Syk (spleen tyrosine kinase) is a non-receptor tyrosine kinase that plays an important role in biological functions. For instance, it plays a critical role in intracellular signal transduction of B-cell receptors on B lymphocytes and Fc receptors on macrophages. Taniguchi et al. [33] were the first to identify and succeed in cloning Syk, which is highly expressed in the cells of the hematopoietic system.

It is generally accepted that the ligand-binding receptor chain contains one or more immunoreceptor tyrosine-based activation motifs (ITAMs). Receptor ligation leads to phosphorylation of ITAMs, which primarily occurs in the membrane Src tyrosine kinase [34]. In ITP, platelets that are bound by antiplatelet antibody bind to Fc receptors on macrophages. This is followed by phosphorylation of the tyrosine units of ITAMs by Src tyrosine kinase. The phosphorylated ITAMs then phosphorylate Syk, which results in the autophosphorylation of Syk. The phosphorylated Syk activates PI3 kinase and phospholipase C, which then induce actin polymerization and result in phagocytosis by macrophages. Syk is therefore a critical molecule in phagocytosis.
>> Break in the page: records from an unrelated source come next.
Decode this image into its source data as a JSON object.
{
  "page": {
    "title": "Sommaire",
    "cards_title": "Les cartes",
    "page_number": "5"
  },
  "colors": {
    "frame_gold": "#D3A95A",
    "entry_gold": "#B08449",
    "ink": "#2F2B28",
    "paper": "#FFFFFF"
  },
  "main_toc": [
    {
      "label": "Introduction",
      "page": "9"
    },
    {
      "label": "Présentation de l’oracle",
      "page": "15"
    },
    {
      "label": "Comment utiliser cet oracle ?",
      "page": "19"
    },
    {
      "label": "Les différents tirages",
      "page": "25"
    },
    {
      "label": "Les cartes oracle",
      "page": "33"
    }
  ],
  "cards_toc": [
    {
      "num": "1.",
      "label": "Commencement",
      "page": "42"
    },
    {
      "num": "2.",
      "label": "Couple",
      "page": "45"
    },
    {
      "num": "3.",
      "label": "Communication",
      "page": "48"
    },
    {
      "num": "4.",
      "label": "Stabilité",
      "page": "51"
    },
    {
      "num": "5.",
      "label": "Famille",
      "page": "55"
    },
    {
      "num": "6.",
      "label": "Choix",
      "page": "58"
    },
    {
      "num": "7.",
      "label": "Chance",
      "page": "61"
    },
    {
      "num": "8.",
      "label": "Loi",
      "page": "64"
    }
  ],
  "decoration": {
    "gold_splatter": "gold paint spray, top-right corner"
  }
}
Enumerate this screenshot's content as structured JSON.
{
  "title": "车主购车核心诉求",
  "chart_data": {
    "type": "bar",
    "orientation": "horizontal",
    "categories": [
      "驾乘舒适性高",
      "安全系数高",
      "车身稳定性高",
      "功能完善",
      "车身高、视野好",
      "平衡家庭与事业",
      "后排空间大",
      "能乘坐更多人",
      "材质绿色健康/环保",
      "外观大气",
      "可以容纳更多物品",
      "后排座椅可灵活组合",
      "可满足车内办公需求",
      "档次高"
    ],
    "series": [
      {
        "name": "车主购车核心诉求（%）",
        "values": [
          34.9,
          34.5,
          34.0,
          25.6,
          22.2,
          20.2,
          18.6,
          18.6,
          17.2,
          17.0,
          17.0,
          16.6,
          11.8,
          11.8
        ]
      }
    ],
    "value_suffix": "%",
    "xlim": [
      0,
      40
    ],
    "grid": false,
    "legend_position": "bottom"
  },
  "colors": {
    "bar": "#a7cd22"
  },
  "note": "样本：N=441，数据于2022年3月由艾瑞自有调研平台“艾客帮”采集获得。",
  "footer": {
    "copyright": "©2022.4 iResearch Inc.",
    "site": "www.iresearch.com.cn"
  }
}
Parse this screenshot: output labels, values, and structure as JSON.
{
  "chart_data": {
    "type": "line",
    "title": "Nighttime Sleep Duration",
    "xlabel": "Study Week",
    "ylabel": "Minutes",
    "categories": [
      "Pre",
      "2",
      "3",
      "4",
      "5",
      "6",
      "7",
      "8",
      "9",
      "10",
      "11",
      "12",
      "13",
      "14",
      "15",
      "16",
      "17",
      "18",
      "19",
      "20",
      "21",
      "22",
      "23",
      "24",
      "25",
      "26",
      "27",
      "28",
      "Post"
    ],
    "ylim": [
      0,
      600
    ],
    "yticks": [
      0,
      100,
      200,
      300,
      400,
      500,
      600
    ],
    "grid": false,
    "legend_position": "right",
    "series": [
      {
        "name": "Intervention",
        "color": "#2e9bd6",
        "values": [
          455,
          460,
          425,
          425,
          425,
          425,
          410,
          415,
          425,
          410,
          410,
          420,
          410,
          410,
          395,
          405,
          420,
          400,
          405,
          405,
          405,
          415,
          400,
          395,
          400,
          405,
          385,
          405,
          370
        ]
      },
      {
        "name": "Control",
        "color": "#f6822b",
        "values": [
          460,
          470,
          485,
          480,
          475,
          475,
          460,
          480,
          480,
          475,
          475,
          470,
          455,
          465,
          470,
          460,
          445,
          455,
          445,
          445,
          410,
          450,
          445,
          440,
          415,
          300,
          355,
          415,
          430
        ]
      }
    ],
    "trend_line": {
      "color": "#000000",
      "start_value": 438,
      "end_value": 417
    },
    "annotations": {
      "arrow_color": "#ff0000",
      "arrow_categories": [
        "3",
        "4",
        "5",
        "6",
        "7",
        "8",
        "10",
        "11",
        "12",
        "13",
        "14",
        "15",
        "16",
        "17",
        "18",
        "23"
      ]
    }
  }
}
Fostamatinib disodium (R788) is the oral prodrug of R406, a relatively selective small molecule inhibitor of Syk. It was reported that treatment with R788 effectively prevented antiplatelet antibody-induced thrombocytopenia in mice [35]. Furthermore, a phase II study revealed that treatment with R788 (75–175 mg, twice daily) induced a sustained improvement in platelet count in 50% of 16 patients with refractory ITP [35]. Neutropenia was the common adverse event reported in the phase II study [36]. The most common adverse event that has been observed from R788 treatment in clinical studies is gastrointestinal toxicity, including diarrhea (in up to 45% of the patients) and nausea.

In the past, many patients with refractory ITP required treatment with third-line agents; however, the use of such drugs was limited by modest response rates. Therefore, evidence to support their use in refractory ITP is generally limited to uncontrolled case series [37–39]. Some of the third-line agents are azathioprine [40–42], cyclosporine [43–45], mycophenolate mofetil [46], interferon [47–49], and ascorbic acid [50–52].

In the near future, the following drugs might be used clinically [53] for treating refractory ITP: tocilizumab (IDEC-151) [54]; ruplizumab, an anti-CD40 ligand (hu5c8) [55]; GMA161, a humanized anti-human FcγRIII antibody [56]; rozrolimupab, a human anti-RhD monoclonal antibody [57]; SM101, a soluble FcγRIIB [58]; avatrombopag (E5501), a small molecule thrombopoietin receptor agonist [59]; 23A11, a murine anti-VPAC1 monoclonal immunoglobulin G1 antibody [60]; amifostine, a cytoprotective agent that improves thrombopoiesis [61]; and oseltamivir phosphate, a sialidase inhibitor [62].